Genève (AFP) – Les négociations intersyriennes visant à mettre un terme au conflit en Syrie ont commencé lundi à Genève sous l’égide de l’ONU, mais le sort réservé au président Bachar al-Assad risque de faire capoter le processus de paix.
L’orchestrateur de ces discussions, Staffan de Mistura, envoyé spécial de l’ONU pour la Syrie, a affirmé que « la mère de toutes les questions » était de trouver un accord sur une transition politique. « Nous sommes à un moment de vérité », a-t-il ajouté lors d’une conférence de presse en préambule de sa rencontre avec le négociateur en chef du régime de Damas, Bachar al-Jaafari.
A l’issue de ce premier entretien qui a duré plus d’une heure au Palais des Nations, M. De Mistura a expliqué qu’il avait « permis de clarifier un certain nombre de questions, notamment de procédure ». « La prochaine rencontre (avec le régime), mercredi matin, sera centrée sur l’ordre du jour, qui est comme vous le savez celui fixé par la résolution 2254 », a-t-il ajouté.
Ce document, adopté en décembre par le Conseil de Sécurité de l’ONU, prévoit la formation d’un organe de transition en Syrie dans les 6 mois et des élections dans les 12 mois suivants.
A son tour, M. Jaafari a dit devant la presse que cette rencontre avait été « positive et constructive ». Il a indiqué qu’il avait donné à l’émissaire de l’ONU « des éléments de base pour une solution politique », mais sans fournir de détails.
« Nous voulons un dialogue entre Syriens, mais sans condition préalable », a ajouté M. Jaafari, ambassadeur de la Syrie à l’ONU, en référence aux exigences de l’opposition qui réclame le départ du président Assad, mort ou vivant, avant toute solution politique.
– Organe de transition ou gouvernement d’union ? –
L’opposition syrienne, représentée par le Haut comité des négociations (HCN) qui regroupe une myriade de groupes différents, veut la mise en place dans les 6 mois qui viennent d’un « organe de transition » doté de tous les pouvoirs.
Pour Damas, dont les positions militaires sur le terrain ont été considérablement renforcées grâce à l’intervention militaire de son allié russe, il est hors de question de parler du sort du président Assad.
Le régime considère la transition comme un simple remaniement ministériel avec un « gouvernement d’union » élargi à des opposants.
Washington et Paris ont mis en garde dimanche le régime syrien contre toute tentative de « faire dérailler le processus » de Genève en voulant exclure des discussions le sort du chef de l’Etat.

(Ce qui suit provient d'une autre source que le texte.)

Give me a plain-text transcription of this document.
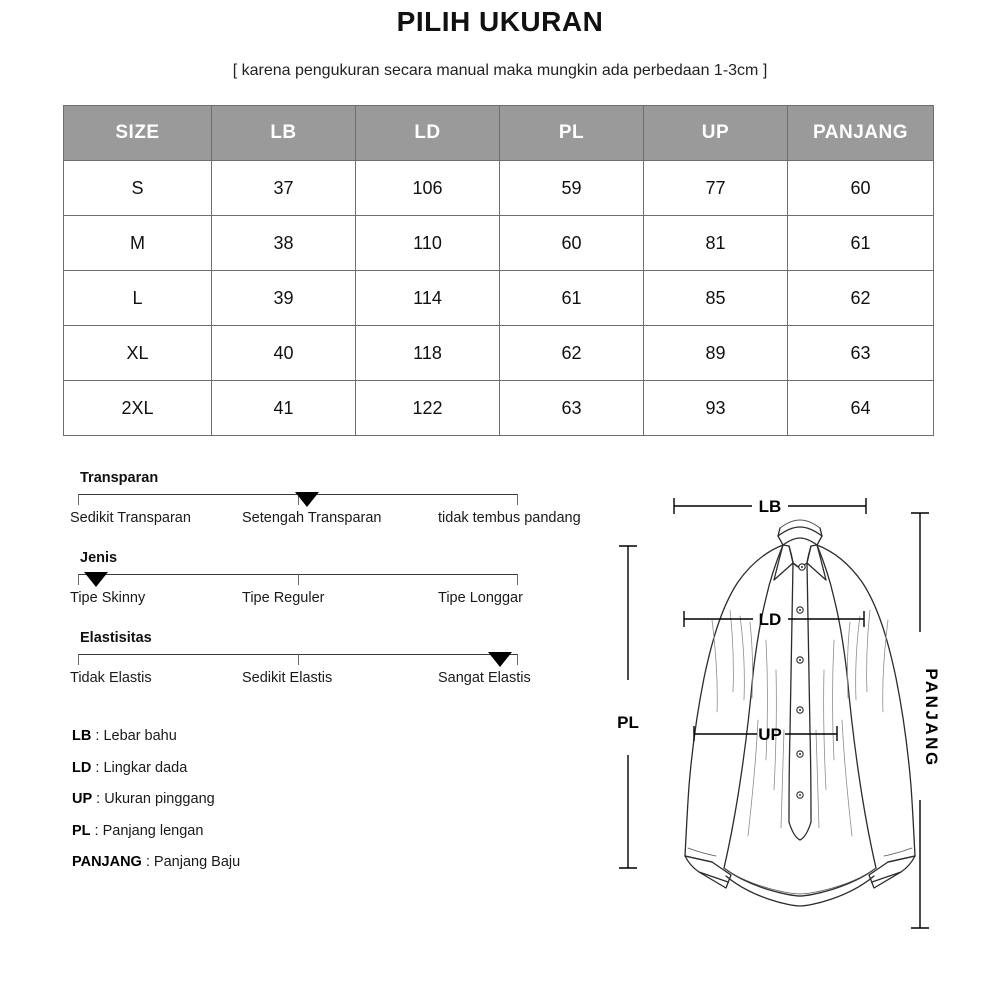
PILIH UKURAN
[ karena pengukuran secara manual maka mungkin ada perbedaan 1-3cm ]
SIZE	LB	LD	PL	UP	PANJANG
S	37	106	59	77	60
M	38	110	60	81	61
L	39	114	61	85	62
XL	40	118	62	89	63
2XL	41	122	63	93	64
Transparan
Sedikit Transparan	Setengah Transparan	tidak tembus pandang
Jenis
Tipe Skinny	Tipe Reguler	Tipe Longgar
Elastisitas
Tidak Elastis	Sedikit Elastis	Sangat Elastis
LB : Lebar bahu
LD : Lingkar dada
UP : Ukuran pinggang
PL : Panjang lengan
PANJANG : Panjang Baju
LB
LD
UP
PL	PANJANG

Le format de ces pourparlers prévoit des rencontres alternées de l’émissaire de l’ONU avec chaque délégation, car pour l’instant, il n’est pas prévu de rencontre directe entre les belligérants.
L’opposition, qui aura mardi des discussions avec M. de Mistura, a affirmé qu’elle n’avait pas l’intention de se retirer des négociations, comme elle l’avait fait lors du premier round en février pour protester contre les frappes russes.
La guerre en Syrie, qui a débuté en mars 2011 après la répression sanglante par le régime de manifestations prodémocratiques, s’est transformée en un conflit complexe impliquant une multitude d’acteurs locaux et internationaux. Elle a fait plus de 270.000 morts, poussé plus de la moitié des habitants à quitter leur foyer et provoqué par ricochets une importante crise migratoire.
Dans un rapport publié lundi, l’Unicef a révélé que quelque 3,7 millions d’enfants, soit un jeune Syrien sur trois, étaient nés depuis le début du conflit, qui touche au total 8,4 millions d’enfants syriens, soit plus de 80% d’entre eux, en Syrie ou en exil.
– Contexte différent –
Le contexte des nouvelles discussions de Genève est toutefois radicalement différent en raison d’une cessation des hostilités sur le terrain entre les rebelles et le régime, instaurée depuis le 27 février.
Initiée par les Etats-Unis et la Russie, la trêve tient malgré quelques violations, et l’ONU avec ses partenaires ont pu apporter de l’aide à près de 250.000 personnes vivant dans des zones assiégées.
Le Comité international de la Croix-Rouge (CICR) a toutefois indiqué que la livraison d’aide à quatre villes assiégées en Syrie avait été annulée lundi en raison de problèmes de sécurité.
Grands absents de ces pourparlers de paix, les Kurdes de Syrie, alliés de Moscou et de Washington, contrôlent pourtant plus de 10% du territoire et les trois quarts de la frontière syro-turque. Mais la Turquie, en conflit avec ses propres Kurdes, s’oppose à leur présence à Genève.
Le chef de la diplomatie russe, Sergueï Lavrov, a réaffirmé lundi que ces discussions devaient « inclure tout l’éventail des forces d’opposition ».